Medicare has four parts: A) Hospital; B) Doctors and Testing; C) Medicare Advantage; and D) Drugs. Part A is free, and so are many Medicare Advantage plans; Parts B and D have premium payments that vary depending on one’s income. Usually, most people will also buy a supplement if using parts A, B, and/or D to pick up the costs not covered by Medicare. A few weeks ago, three Democratic members of the House introduced the Choose Medicare Act, which would give every individual and business the choice to use Medicare, Exchange policies, or private insurance. According to the sponsors, this coverage would be provided through premium payments, not by taxes. However, it is a long way from having the legislation introduced and being passed, let alone implemented. We will keep you up to date on future developments.

TAXES IN 2020 

2020 was the year of the pandemic starting and many people were out of work and/or received subsidies (stimulus, unemployment benefits, and child tax credits) from the government that were essentially tax-free. According to a report from the Urban-Brookings Tax Policy Center, 61% of US households (106.8 million) paid no federal income taxes last year. This was up dramatically from 75.9 million in 2019. The average for the five years before the pandemic was 43.3%. The projection for this year is for 57.1% (101.7 million) of households will not pay taxes.
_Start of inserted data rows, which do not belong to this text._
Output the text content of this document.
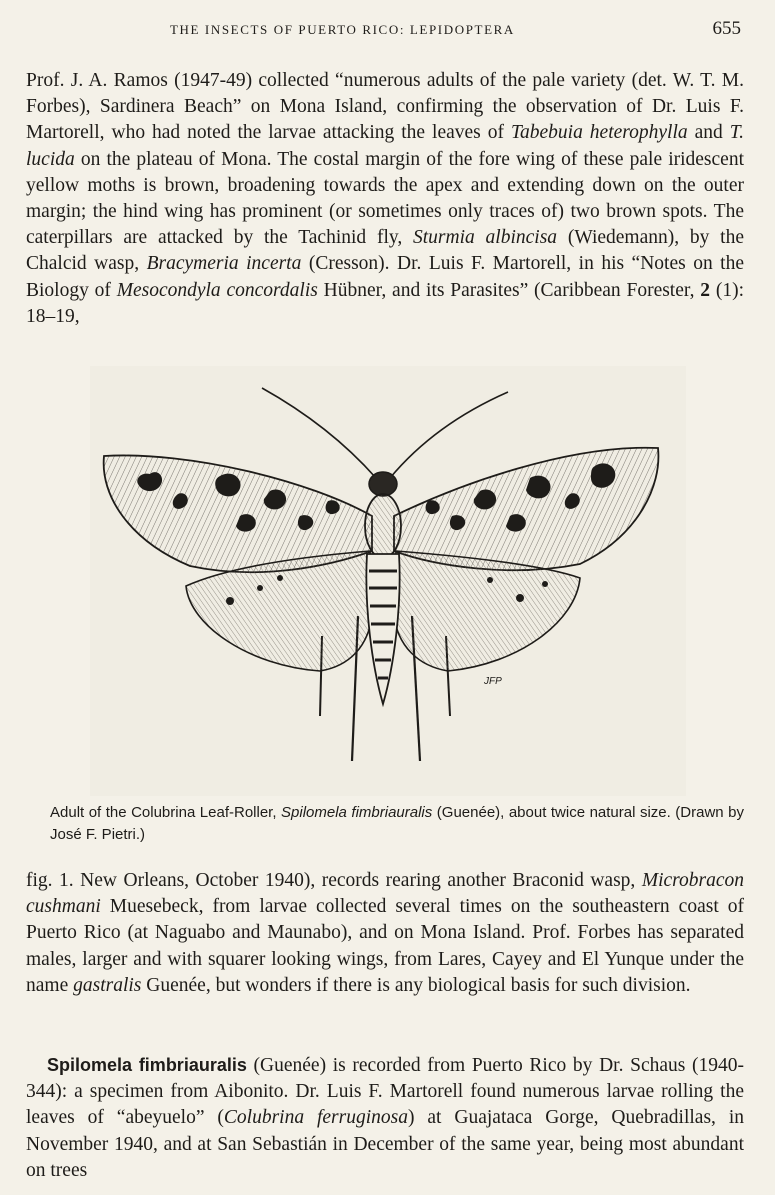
THE INSECTS OF PUERTO RICO: LEPIDOPTERA	655

Prof. J. A. Ramos (1947-49) collected “numerous adults of the pale variety (det. W. T. M. Forbes), Sardinera Beach” on Mona Island, confirming the observation of Dr. Luis F. Martorell, who had noted the larvae attacking the leaves of Tabebuia heterophylla and T. lucida on the plateau of Mona. The costal margin of the fore wing of these pale iridescent yellow moths is brown, broadening towards the apex and extending down on the outer margin; the hind wing has prominent (or sometimes only traces of) two brown spots. The caterpillars are attacked by the Tachinid fly, Sturmia albincisa (Wiedemann), by the Chalcid wasp, Bracymeria incerta (Cresson). Dr. Luis F. Martorell, in his “Notes on the Biology of Mesocondyla concordalis Hübner, and its Parasites” (Caribbean Forester, 2 (1): 18–19,

JFP

Adult of the Colubrina Leaf-Roller, Spilomela fimbriauralis (Guenée), about twice natural size. (Drawn by José F. Pietri.)

fig. 1. New Orleans, October 1940), records rearing another Braconid wasp, Microbracon cushmani Muesebeck, from larvae collected several times on the southeastern coast of Puerto Rico (at Naguabo and Maunabo), and on Mona Island. Prof. Forbes has separated males, larger and with squarer looking wings, from Lares, Cayey and El Yunque under the name gastralis Guenée, but wonders if there is any biological basis for such division.

Spilomela fimbriauralis (Guenée) is recorded from Puerto Rico by Dr. Schaus (1940-344): a specimen from Aibonito. Dr. Luis F. Martorell found numerous larvae rolling the leaves of “abeyuelo” (Colubrina ferruginosa) at Guajataca Gorge, Quebradillas, in November 1940, and at San Sebastián in December of the same year, being most abundant on trees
The $1.2 infrastructure bill, which passed the Senate on a bipartisan basis, is facing a tough road in the House. The liberal side of the Democratic Party wants the human infrastructure bill to pass first, and many Republicans are opposed to both bills. That said, Congress has more pressing items to address first. By the end of September, it must pass a government spending bill. If this doesn’t happen, it would cause the government to shut down which at this point in the economic recovery would be a disaster. But an even bigger disaster would occur if Congress did not raise the borrowing limit. If Congress fails to do so, it will cause the U.S. to default on its debt. Such an event would not only be embarrassing for the U.S., but it would also cause a major disruption to both the bond and stock markets. Let’s keep our fingers crossed that neither political party tries to play games with these important items. Only then will the battle over infrastructure heat back up.
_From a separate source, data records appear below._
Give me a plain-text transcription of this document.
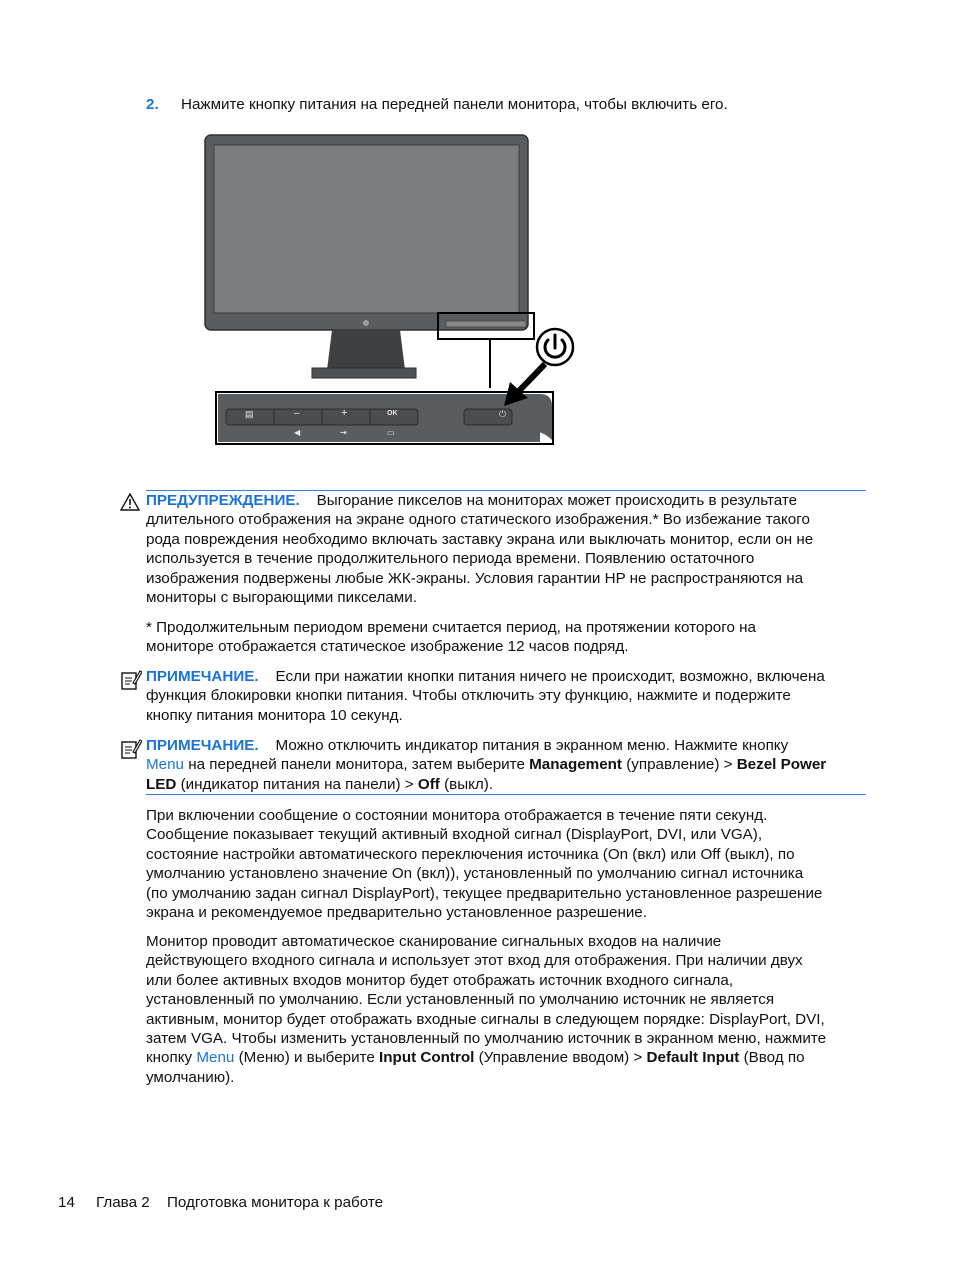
2. Нажмите кнопку питания на передней панели монитора, чтобы включить его.
▤	–	+	OK	⏻
◀	⇥	▭

ПРЕДУПРЕЖДЕНИЕ. Выгорание пикселов на мониторах может происходить в результате

длительного отображения на экране одного статического изображения.* Во избежание такого

рода повреждения необходимо включать заставку экрана или выключать монитор, если он не

используется в течение продолжительного периода времени. Появлению остаточного

изображения подвержены любые ЖК-экраны. Условия гарантии HP не распространяются на

мониторы с выгорающими пикселами.

* Продолжительным периодом времени считается период, на протяжении которого на

мониторе отображается статическое изображение 12 часов подряд.

ПРИМЕЧАНИЕ. Если при нажатии кнопки питания ничего не происходит, возможно, включена

функция блокировки кнопки питания. Чтобы отключить эту функцию, нажмите и подержите

кнопку питания монитора 10 секунд.

ПРИМЕЧАНИЕ. Можно отключить индикатор питания в экранном меню. Нажмите кнопку

Menu на передней панели монитора, затем выберите Management (управление) > Bezel Power

LED (индикатор питания на панели) > Off (выкл).

При включении сообщение о состоянии монитора отображается в течение пяти секунд.

Сообщение показывает текущий активный входной сигнал (DisplayPort, DVI, или VGA),

состояние настройки автоматического переключения источника (On (вкл) или Off (выкл), по

умолчанию установлено значение On (вкл)), установленный по умолчанию сигнал источника

(по умолчанию задан сигнал DisplayPort), текущее предварительно установленное разрешение

экрана и рекомендуемое предварительно установленное разрешение.

Монитор проводит автоматическое сканирование сигнальных входов на наличие

действующего входного сигнала и использует этот вход для отображения. При наличии двух

или более активных входов монитор будет отображать источник входного сигнала,

установленный по умолчанию. Если установленный по умолчанию источник не является

активным, монитор будет отображать входные сигналы в следующем порядке: DisplayPort, DVI,

затем VGA. Чтобы изменить установленный по умолчанию источник в экранном меню, нажмите

кнопку Menu (Меню) и выберите Input Control (Управление вводом) > Default Input (Ввод по

умолчанию).

14 Глава 2 Подготовка монитора к работе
They say that timing in life is everything and while it is generally said after a positive result, the truth is that isn’t always the case. Stuff happens when it is least expected. All we have to think about is December 2019 when most of us had no concept of coronavirus. As a result of the virus, there are two million people who were forced into retirement, according to The New School’s Schwartz Center for Economic Policy Analysis. The analysis determined there are 49.3 million who were retired as of July 31, 2021, compared to the pre-pandemic estimate being about 47.24 million. Some may go back into the workforce because they will have to and some will do so because they want to, but the majority will likely stay retired. This is a significant loss of intellectual capital for many companies and there is no doubt that the pandemic made most of us reassess our priorities.
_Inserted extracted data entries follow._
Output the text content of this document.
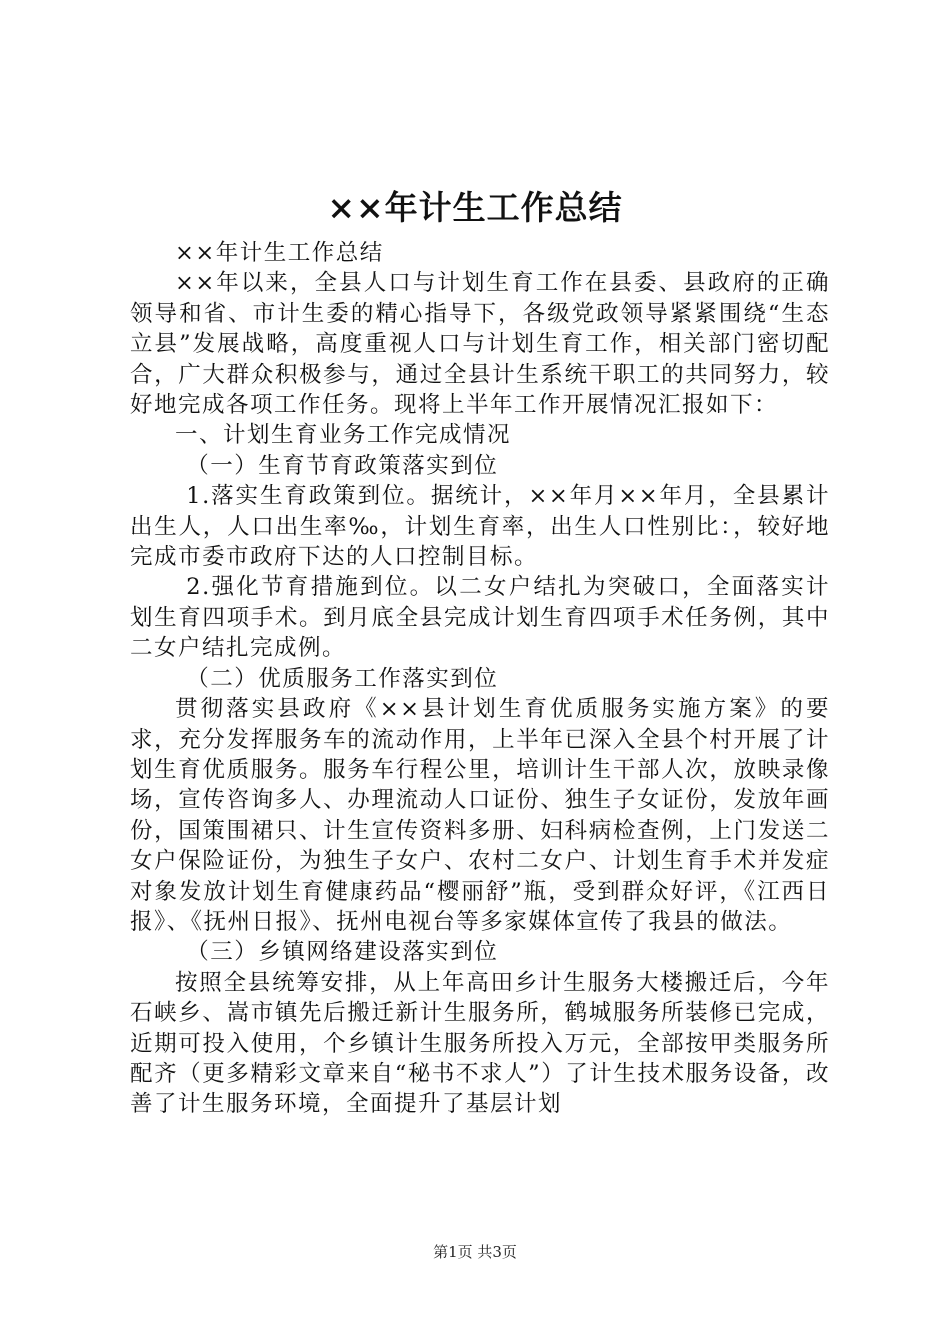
××年计生工作总结

××年计生工作总结

××年以来，全县人口与计划生育工作在县委、县政府的正确领导和省、市计生委的精心指导下，各级党政领导紧紧围绕“生态立县”发展战略，高度重视人口与计划生育工作，相关部门密切配合，广大群众积极参与，通过全县计生系统干职工的共同努力，较好地完成各项工作任务。现将上半年工作开展情况汇报如下：

一、计划生育业务工作完成情况

（一）生育节育政策落实到位

1.落实生育政策到位。据统计，××年月××年月，全县累计出生人，人口出生率‰，计划生育率，出生人口性别比：，较好地完成市委市政府下达的人口控制目标。

2.强化节育措施到位。以二女户结扎为突破口，全面落实计划生育四项手术。到月底全县完成计划生育四项手术任务例，其中二女户结扎完成例。

（二）优质服务工作落实到位

贯彻落实县政府《××县计划生育优质服务实施方案》的要求，充分发挥服务车的流动作用，上半年已深入全县个村开展了计划生育优质服务。服务车行程公里，培训计生干部人次，放映录像场，宣传咨询多人、办理流动人口证份、独生子女证份，发放年画份，国策围裙只、计生宣传资料多册、妇科病检查例，上门发送二女户保险证份，为独生子女户、农村二女户、计划生育手术并发症对象发放计划生育健康药品“樱丽舒”瓶，受到群众好评，《江西日报》、《抚州日报》、抚州电视台等多家媒体宣传了我县的做法。

（三）乡镇网络建设落实到位

按照全县统筹安排，从上年高田乡计生服务大楼搬迁后，今年石峡乡、嵩市镇先后搬迁新计生服务所，鹤城服务所装修已完成，近期可投入使用，个乡镇计生服务所投入万元，全部按甲类服务所配齐（更多精彩文章来自“秘书不求人”）了计生技术服务设备，改善了计生服务环境，全面提升了基层计划

第1页 共3页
This month ProVise celebrated its 35th anniversary. Our journey started in a single office on Missouri Avenue here in Clearwater with just our founder, Ray Ferrara, as the sole employee and no clients. Today, we have offices in Tampa and Clearwater with 32 employees and about 1,200 clients for whom we are managing about $1.6 billion. There is no way to properly recognize and thank everyone who helped make ProVise the company it is today. That said, we would be remiss not to mention the late Bruce Fyfe, CFP® who merged his firm, Personal Resource Management, Inc., with ProVise in 2000. Our thanks to each of you for the confidence you have placed in us to assist with your financial planning and investment management needs.